Uganda's Controversial Sovereignty Bill: A Balance of Power
Uganda's President Museveni has signed the 'Protection of Sovereignty' bill into law, targeting foreign influence. While critics say it limits political opposition, amendments have been made to ease concerns over the potential impact on remittances and development activities. The law aims to curb foreign intervention in Ugandan policy-making.
In a significant political move, Uganda's President Yoweri Museveni has enacted the 'Protection of Sovereignty' bill, despite receiving criticism from financial entities concerned about potential adverse impacts on remittances and development activities. The new legislation targets foreign influence, placing stringent controls on activities deemed to support foreign interests against Uganda.
While the bill initially faced backlash for its broad language and potential to criminalize political opposition, amendments have been made.

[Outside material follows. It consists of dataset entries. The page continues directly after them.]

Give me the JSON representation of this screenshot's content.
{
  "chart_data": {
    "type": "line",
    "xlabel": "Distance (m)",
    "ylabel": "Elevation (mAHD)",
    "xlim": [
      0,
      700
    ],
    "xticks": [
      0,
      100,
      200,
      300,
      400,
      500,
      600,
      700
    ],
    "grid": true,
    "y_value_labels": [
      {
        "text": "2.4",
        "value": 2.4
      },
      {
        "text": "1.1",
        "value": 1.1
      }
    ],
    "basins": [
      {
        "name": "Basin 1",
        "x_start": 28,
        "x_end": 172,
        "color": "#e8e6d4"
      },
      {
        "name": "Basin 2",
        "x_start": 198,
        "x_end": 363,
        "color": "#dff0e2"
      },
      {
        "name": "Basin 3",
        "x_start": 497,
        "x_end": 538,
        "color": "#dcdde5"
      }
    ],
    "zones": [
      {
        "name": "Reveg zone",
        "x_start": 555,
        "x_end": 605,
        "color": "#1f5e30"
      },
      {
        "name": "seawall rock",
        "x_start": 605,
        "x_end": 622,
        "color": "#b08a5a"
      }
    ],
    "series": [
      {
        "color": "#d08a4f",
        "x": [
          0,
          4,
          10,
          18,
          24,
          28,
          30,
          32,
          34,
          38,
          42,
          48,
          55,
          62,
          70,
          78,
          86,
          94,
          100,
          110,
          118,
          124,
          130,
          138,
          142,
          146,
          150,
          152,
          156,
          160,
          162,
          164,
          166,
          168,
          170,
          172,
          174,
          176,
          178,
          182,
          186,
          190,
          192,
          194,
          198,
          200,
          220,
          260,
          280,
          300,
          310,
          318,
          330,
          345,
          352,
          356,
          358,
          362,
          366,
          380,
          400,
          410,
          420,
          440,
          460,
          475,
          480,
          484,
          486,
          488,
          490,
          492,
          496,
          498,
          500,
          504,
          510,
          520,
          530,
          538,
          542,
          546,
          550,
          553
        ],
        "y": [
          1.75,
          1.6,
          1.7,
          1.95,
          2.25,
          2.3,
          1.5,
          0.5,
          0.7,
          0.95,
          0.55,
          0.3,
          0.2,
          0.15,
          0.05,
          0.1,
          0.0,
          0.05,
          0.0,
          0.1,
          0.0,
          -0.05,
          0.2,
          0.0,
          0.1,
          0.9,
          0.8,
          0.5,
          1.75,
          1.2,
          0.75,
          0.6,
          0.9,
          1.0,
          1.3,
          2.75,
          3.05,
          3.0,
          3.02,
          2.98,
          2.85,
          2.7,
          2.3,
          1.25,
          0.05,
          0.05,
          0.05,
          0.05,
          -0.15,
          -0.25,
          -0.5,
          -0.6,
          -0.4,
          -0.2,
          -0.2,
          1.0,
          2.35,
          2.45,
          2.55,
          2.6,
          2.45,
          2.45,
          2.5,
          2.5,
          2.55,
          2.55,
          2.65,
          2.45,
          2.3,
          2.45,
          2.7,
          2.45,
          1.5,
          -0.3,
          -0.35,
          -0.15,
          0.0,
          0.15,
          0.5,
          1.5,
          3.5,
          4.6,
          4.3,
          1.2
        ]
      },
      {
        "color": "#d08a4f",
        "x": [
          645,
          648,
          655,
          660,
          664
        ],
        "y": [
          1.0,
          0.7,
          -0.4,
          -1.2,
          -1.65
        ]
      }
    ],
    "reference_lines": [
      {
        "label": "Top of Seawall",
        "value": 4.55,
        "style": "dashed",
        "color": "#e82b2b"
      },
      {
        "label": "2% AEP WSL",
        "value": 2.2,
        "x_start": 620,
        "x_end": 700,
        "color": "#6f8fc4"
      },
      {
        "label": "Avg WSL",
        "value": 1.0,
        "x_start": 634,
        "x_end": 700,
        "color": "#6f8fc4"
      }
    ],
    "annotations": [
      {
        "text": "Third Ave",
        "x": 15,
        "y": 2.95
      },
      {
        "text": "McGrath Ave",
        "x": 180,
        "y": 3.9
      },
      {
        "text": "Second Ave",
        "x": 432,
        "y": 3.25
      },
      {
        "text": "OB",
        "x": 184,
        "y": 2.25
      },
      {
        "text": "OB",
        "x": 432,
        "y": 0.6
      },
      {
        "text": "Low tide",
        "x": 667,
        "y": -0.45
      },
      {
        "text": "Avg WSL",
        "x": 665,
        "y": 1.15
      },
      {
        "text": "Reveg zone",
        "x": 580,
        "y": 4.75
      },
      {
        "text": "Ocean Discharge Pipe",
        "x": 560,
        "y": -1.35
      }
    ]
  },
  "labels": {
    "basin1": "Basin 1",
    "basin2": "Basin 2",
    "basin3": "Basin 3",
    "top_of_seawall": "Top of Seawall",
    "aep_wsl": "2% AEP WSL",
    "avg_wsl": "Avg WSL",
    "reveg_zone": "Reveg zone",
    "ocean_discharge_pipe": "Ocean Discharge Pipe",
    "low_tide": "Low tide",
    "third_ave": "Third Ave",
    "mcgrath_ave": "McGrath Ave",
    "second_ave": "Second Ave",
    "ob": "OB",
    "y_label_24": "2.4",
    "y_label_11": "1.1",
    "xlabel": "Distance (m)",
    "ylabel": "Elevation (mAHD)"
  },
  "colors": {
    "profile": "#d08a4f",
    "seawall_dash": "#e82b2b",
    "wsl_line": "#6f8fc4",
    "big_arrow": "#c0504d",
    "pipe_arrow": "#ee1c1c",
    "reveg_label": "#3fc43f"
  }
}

The final version softens some provisions, including one requiring Ugandans receiving money from abroad to register as foreign agents. This now applies only to those receiving funds for foreign political agendas.
The enactment has generated mixed reactions. Financial authorities like Central Bank Governor Michael Atingi-Ego previously warned about potential economic repercussions, emphasizing the risk to Uganda's foreign exchange reserves. Meanwhile, major bodies like the World Bank highlighted fears over routine development activities being affected, although they have not yet commented on the amended legislation.